Weekly Pricing Pulse: Weak macro-data takes the wind out of commodity prices
After rising for six straight weeks since late-December, the IHS Markit Materials Price Index (MPI) dipped 1.0% w/w, with eight of the index's ten components falling. Commodity trading was quiet, with Asian markets only slowly returning to normal after the extended Lunar New Year holiday.
Oil and Rubber were the week's only winners rising, 1.9% and 1.5%, respectively. Oil was buoyed by Saudi and Russian supply cuts, although gains were tempered by persistently strong US oil production. Chemicals diverged from oil prices last week, falling 4.0%, as high inventory levels and seasonally weak demand continue to play on prices. Non-ferrous metals prices fell -1.7% on trade and economic concerns. All metals in the complex retreated save tin, which now seems to be the focus of electric vehicle hype among investors, supplanting cobalt. After gaining 17% in recent weeks, iron ore prices fell last week as markets weighed on market fundamentals, i.e. that Chinese steel demand, given production restrictions, is not booming, Chinese margins are wafer-thin and the value chain is well stocked with ore. Therefore, despite ferrous scrap prices ticking up last week, the MPI's Ferrous subcomponent fell 0.3% w/w.

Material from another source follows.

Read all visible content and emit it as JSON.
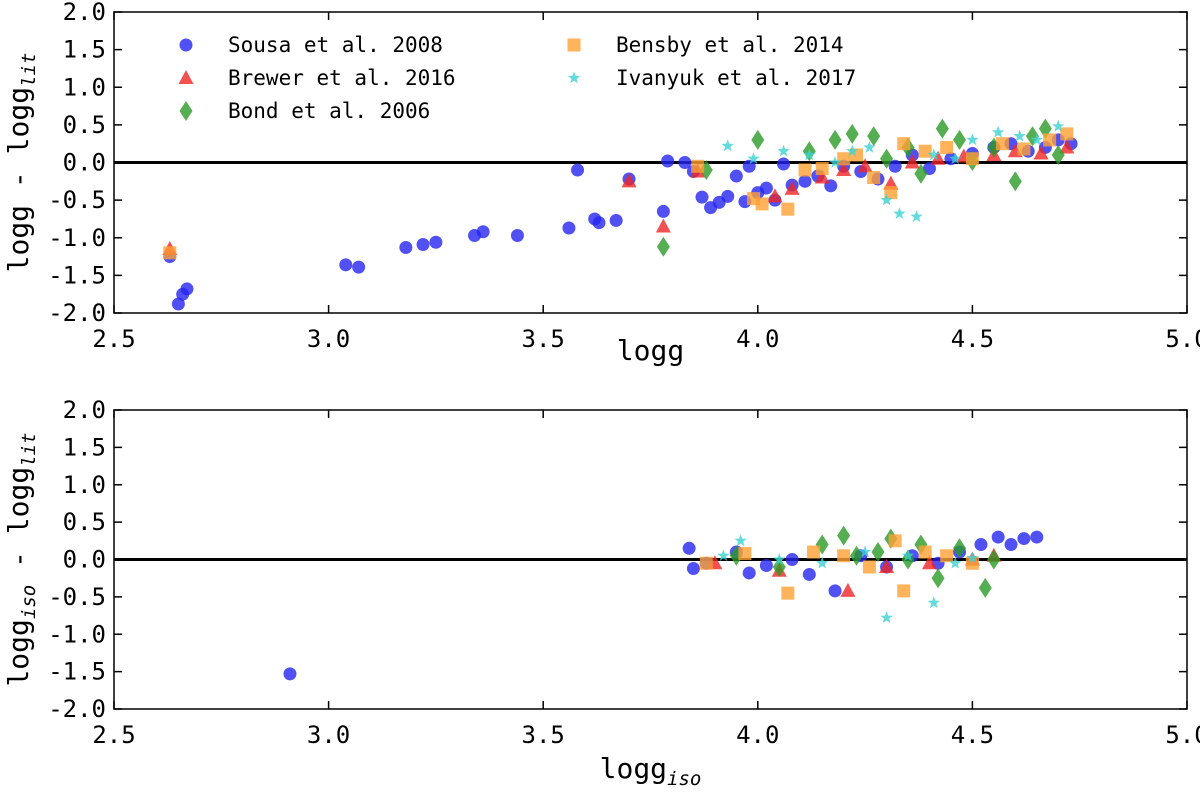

Collectively, data from last week underlined the fragile state of the global economy. US retail sales fell 1.2% in December, a bigger fall than most analysts had been expecting, while US industrial production sank 0.6% in January. Poor US data bookended disappointing German GDP data for the fourth quarter that showed the economy barely avoided a recession. In China, the producer price index edged up by just 0.1% in January, continuing the deceleration in goods price inflation and highlighting a general softness in the country's manufacturing sector.
The good news for the week centered on trade and the on-going US-China trade negotiations, where progress was made toward a memorandum of understanding that could serve as a basis for a formal agreement. Markets will remain focused on trade with the pending delivery of the US Commerce Department's report on its Section 232 investigation into US imports of motor vehicles and automotive parts. The investigation was launched in May of last year and by law must be delivered within 270 days, placing the deadline in mid-February. Depending on the report's conclusion, markets will either be calmed or worried about a new front opening in the trade war.